Central Bearded Dragon

Scientific NamePogona vitticeps

Native To Central Australia

Habitat Deserts and arid woodlands

Diet Omnivorous: crickets, worms, ants, beetles, lizards, leaves and fruit

Size and Age Up to 60 cm (24 in) long; average lifespan of 15 years

Natural History

Central bearded dragons communicate with one another in several ways. One frequently observed interaction is for them to wave their arms. A bearded dragon may raise up on three of it legs and use its remaining leg to wave at another dragon. Behaviourists are unsure if this is a sign of recognition or submission, but it’s definitely communication. Male bearded dragons will also bob their heads at each other in a display of dominance.

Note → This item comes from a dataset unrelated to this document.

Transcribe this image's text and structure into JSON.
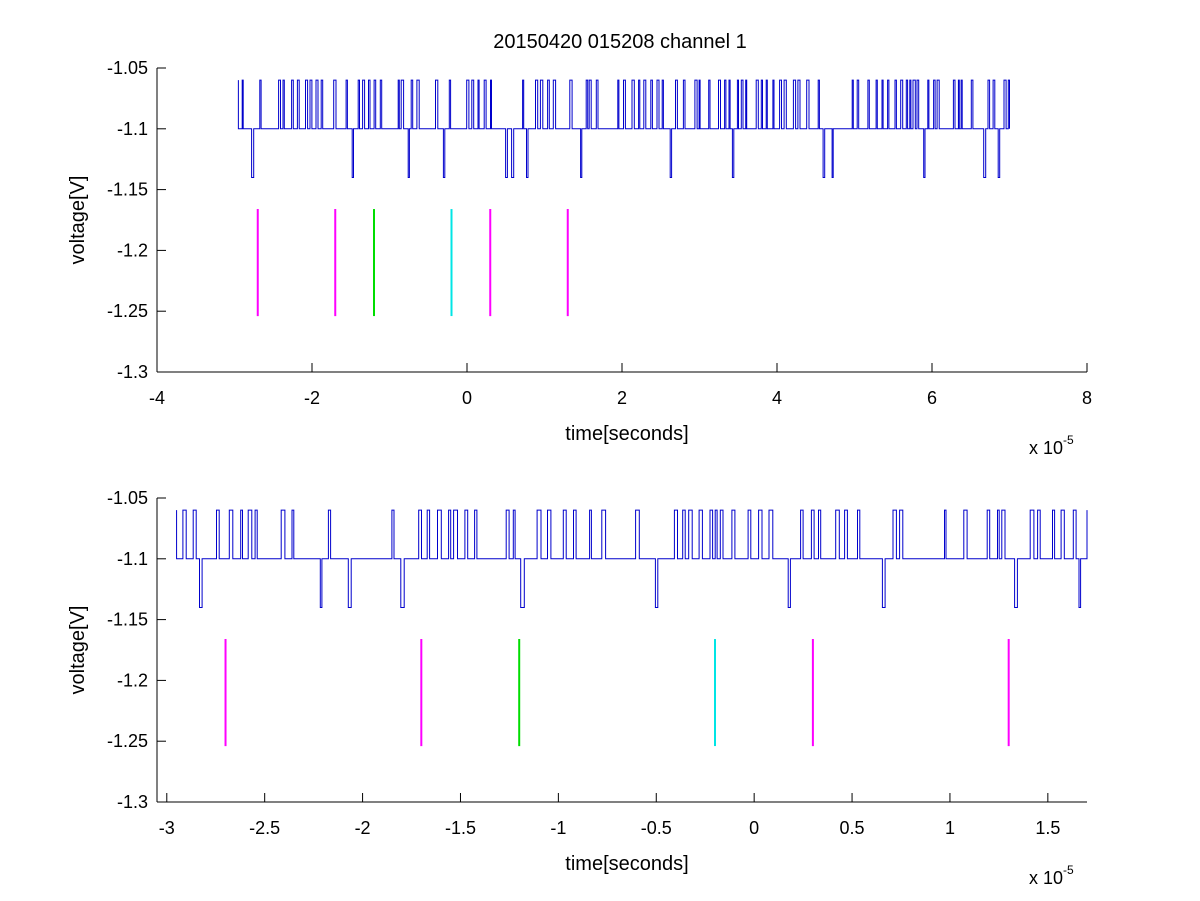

The bearded dragon got its name from the spiky look of its throat—appearing similar to a human beard. They will expand their throats to appear larger when assuming a defensive posture. Another way they display dominance is by laying on top of one another. Dominant dragons will lay on top of submissive dragons in order to soak up more of the sun’s UV rays.

Least Concern

Conservation Status

Australia has banned the export of all its native wildlife to the pet trade. Despite this, bearded dragons continue to be among the most popular lizards kept as pets in North America. If you are going to get a bearded dragon, first check out your local reptile rescue centre. If you buy one, ensure it was born in captivity and not wild caught.

Interesting Facts

  • They are very good climbers.
  • Unlike other lizards, they cannot drop their tails. If their tails do fall off, they do not regrow.
  • They can change the colour of specific parts of their body to regulate body temperature and communicate.
  • Bearded dragons come in a variety of colours such as: red, yellow and sandy beige.